Esse envolvimento, no entanto, tende a surgir muito antes do início do jogo, já que cada fase da competição cresce a expectativa pela próxima partida, surgem combinações para assistir os confrontos e o futebol passa a ocupar espaço nas conversas do dia a dia. A espera contribui para a sensação de bem-estar, explica a especialista em Ciência da Felicidade pela Universidade de Berkeley, na Califórnia (EUA), Chrystina Barros.
“A gente costuma achar que está triste por causa do futebol, mas, na verdade, é muito mais do que isso.

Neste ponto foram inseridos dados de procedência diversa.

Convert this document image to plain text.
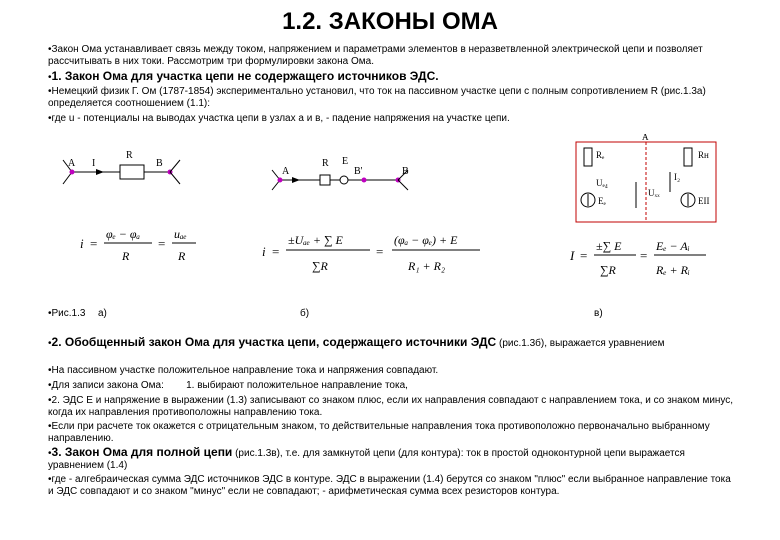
1.2. ЗАКОНЫ ОМА
• Закон Ома устанавливает связь между током, напряжением и параметрами элементов в неразветвленной электрической цепи и позволяет рассчитывать в них токи. Рассмотрим три формулировки закона Ома.
• 1. Закон Ома для участка цепи не содержащего источников ЭДС.
• Немецкий физик Г. Ом (1787-1854) экспериментально установил, что ток на пассивном участке цепи с полным сопротивлением R (рис.1.3а) определяется соотношением (1.1):
• где u - потенциалы на выводах участка цепи в узлах а и в, - падение напряжения на участке цепи.
A I
R
B	R E
A	B'	B
Rₑ
A
Rн
I₂
Uₑ₄
Uₓₓ
Eₑ	EII
i =
φₑ − φₐ
R
=
uₐₑ
R	i =
±Uₐₑ + ∑ E
∑R
=
(φₐ − φₑ) + E
R₁ + R₂
I =
±∑ E
∑R
=
Eₑ − Aᵢ
Rₑ + Rᵢ
• Рис.1.3 а)	б)	в)
• 2. Обобщенный закон Ома для участка цепи, содержащего источники ЭДС (рис.1.3б), выражается уравнением
• На пассивном участке положительное направление тока и напряжения совпадают.
• Для записи закона Ома: 1. выбирают положительное направление тока,
• 2. ЭДС Е и напряжение в выражении (1.3) записывают со знаком плюс, если их направления совпадают с направлением тока, и со знаком минус, когда их направления противоположны направлению тока.
• Если при расчете ток окажется с отрицательным знаком, то действительные направления тока противоположно первоначально выбранному направлению.
• 3. Закон Ома для полной цепи (рис.1.3в), т.е. для замкнутой цепи (для контура): ток в простой одноконтурной цепи выражается уравнением (1.4)
• где - алгебраическая сумма ЭДС источников ЭДС в контуре. ЭДС в выражении (1.4) берутся со знаком "плюс" если выбранное направление тока и ЭДС совпадают и со знаком "минус" если не совпадают; - арифметическая сумма всех резисторов контура.
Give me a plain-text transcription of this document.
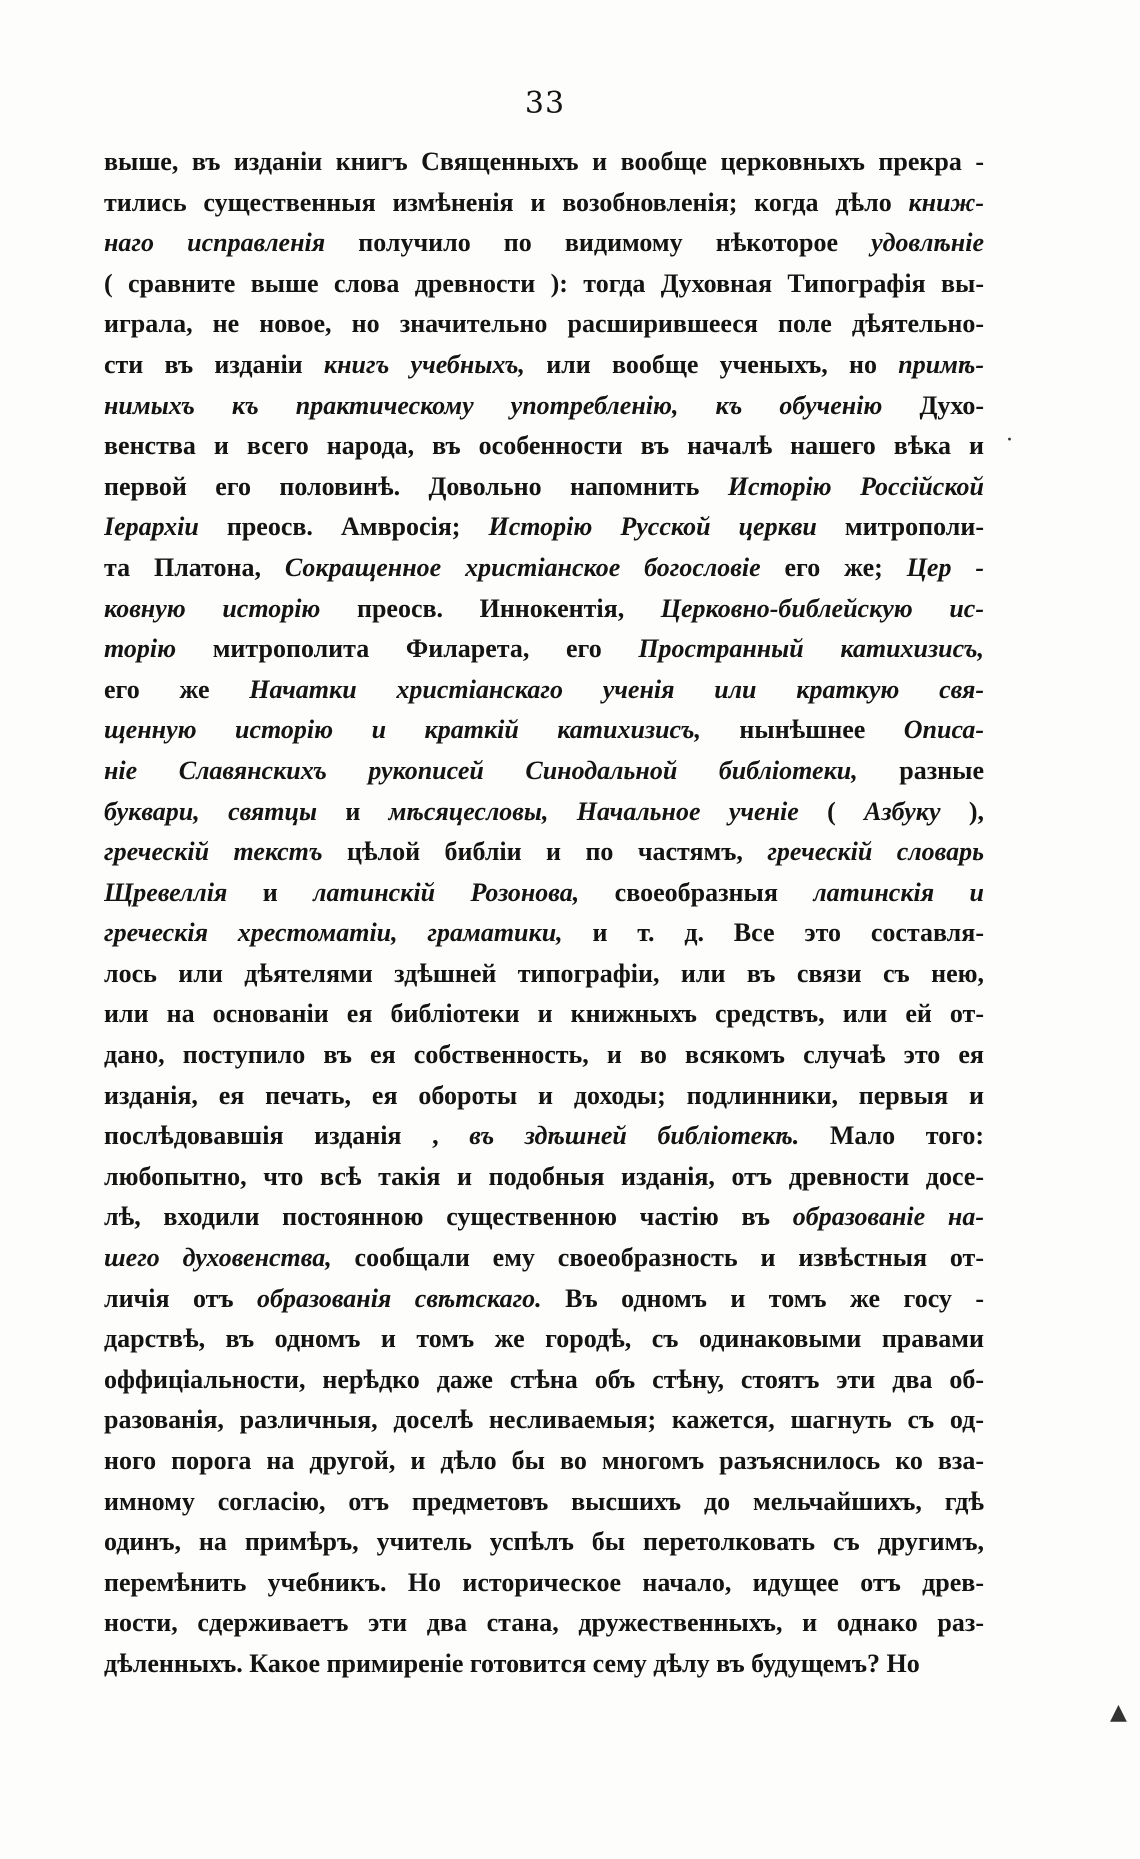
33
выше, въ изданіи книгъ Священныхъ и вообще церковныхъ прекра -
тились существенныя измѣненія и возобновленія; когда дѣло книж-
наго исправленія получило по видимому нѣкоторое удовлѣніе
( сравните выше слова древности ): тогда Духовная Типографія вы-
играла, не новое, но значительно расширившееся поле дѣятельно-
сти въ изданіи книгъ учебныхъ, или вообще ученыхъ, но примѣ-
нимыхъ къ практическому употребленію, къ обученію Духо-
венства и всего народа, въ особенности въ началѣ нашего вѣка и
первой его половинѣ. Довольно напомнить Исторію Россійской
Іерархіи преосв. Амвросія; Исторію Русской церкви митрополи-
та Платона, Сокращенное христіанское богословіе его же; Цер -
ковную исторію преосв. Иннокентія, Церковно-библейскую ис-
торію митрополита Филарета, его Пространный катихизисъ,
его же Начатки христіанскаго ученія или краткую свя-
щенную исторію и краткій катихизисъ, нынѣшнее Описа-
ніе Славянскихъ рукописей Синодальной библіотеки, разные
буквари, святцы и мѣсяцесловы, Начальное ученіе ( Азбуку ),
греческій текстъ цѣлой библіи и по частямъ, греческій словарь
Щревеллія и латинскій Розонова, своеобразныя латинскія и
греческія хрестоматіи, граматики, и т. д. Все это составля-
лось или дѣятелями здѣшней типографіи, или въ связи съ нею,
или на основаніи ея библіотеки и книжныхъ средствъ, или ей от-
дано, поступило въ ея собственность, и во всякомъ случаѣ это ея
изданія, ея печать, ея обороты и доходы; подлинники, первыя и
послѣдовавшія изданія , въ здѣшней библіотекѣ. Мало того:
любопытно, что всѣ такія и подобныя изданія, отъ древности досе-
лѣ, входили постоянною существенною частію въ образованіе на-
шего духовенства, сообщали ему своеобразность и извѣстныя от-
личія отъ образованія свѣтскаго. Въ одномъ и томъ же госу -
дарствѣ, въ одномъ и томъ же городѣ, съ одинаковыми правами
оффиціальности, нерѣдко даже стѣна объ стѣну, стоятъ эти два об-
разованія, различныя, доселѣ несливаемыя; кажется, шагнуть съ од-
ного порога на другой, и дѣло бы во многомъ разъяснилось ко вза-
имному согласію, отъ предметовъ высшихъ до мельчайшихъ, гдѣ
одинъ, на примѣръ, учитель успѣлъ бы перетолковать съ другимъ,
перемѣнить учебникъ. Но историческое начало, идущее отъ древ-
ности, сдерживаетъ эти два стана, дружественныхъ, и однако раз-
дѣленныхъ. Какое примиреніе готовится сему дѣлу въ будущемъ? Но
·
▲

Durante a Copa, as pessoas compartilham uma expectativa. Elas conversam sobre o assunto, assistem aos jogos juntas, fazem planos, mudam a rotina. Existe um sentimento muito forte de fazer parte de alguma coisa. Quando o Brasil é eliminado, não acaba só um campeonato. Acaba também uma expectativa coletiva que foi construída durante semanas”, afirma a especialista.

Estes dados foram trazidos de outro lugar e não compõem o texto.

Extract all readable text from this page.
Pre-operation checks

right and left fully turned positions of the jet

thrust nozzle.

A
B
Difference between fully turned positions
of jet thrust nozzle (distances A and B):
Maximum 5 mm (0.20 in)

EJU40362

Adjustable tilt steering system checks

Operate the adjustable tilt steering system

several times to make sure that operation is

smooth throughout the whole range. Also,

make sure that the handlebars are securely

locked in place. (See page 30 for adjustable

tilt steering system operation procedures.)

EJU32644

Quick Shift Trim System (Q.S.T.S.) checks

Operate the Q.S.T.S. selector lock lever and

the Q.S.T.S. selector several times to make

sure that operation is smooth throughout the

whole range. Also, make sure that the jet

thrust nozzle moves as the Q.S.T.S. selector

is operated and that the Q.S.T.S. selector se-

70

Por que a eliminação do Brasil dói tanto?
Durante o torneio, as pessoas costumam estar mais próximas por conta do futebol. Os grupos de amigos se reúnem para comentar as escalações, assistir juntos aos jogos, conversar sobre futuros adversários e muitos outros momentos que fortalecem a convivência.
“Na minha visão, o pertencimento pesa até mais do que o futebol. A Copa cria uma sensação de conexão que está cada vez mais rara nos dias de hoje, tão digital. Pessoas que normalmente nem conversam sobre esporte passam a conversar. Colegas se encontram para assistir aos jogos. Famílias se reúnem. O país inteiro parece estar vivendo uma mesma história. É se encontrar para assistir junto, comemorar. O futebol acaba sendo o ponto de encontro, mas o que realmente mexe com a gente é essa experiência coletiva”, explica Chrystina.
O sentimento de vazio após a eliminação normalmente é associado a essa mudança brusca na rotina. “É esperar pelo próximo jogo, comentar a escalação, combinar onde assistir, imaginar o que pode acontecer. Quando isso acaba de uma hora para outra, é natural que algumas pessoas sintam um vazio. É parecido com o fim de uma viagem muito esperada, de um grande projeto ou até das férias. Não é só o evento que termina. É uma rotina que dava significado para aqueles dias”, disse.
Ganhar e perder
A decepção com a eliminação é parte da experiência de torcer. A especialista lembra que perder é uma possibilidade em qualquer competição e que um resultado esportivo não precisa definir a forma como cada pessoa se sente.
“Ganhar é maravilhoso, mas perder também faz parte de quem escolhe competir. A felicidade funciona muito assim. Ela não depende de vencer sempre. Ela depende muito mais da forma como a gente vive a caminhada”, finaliza.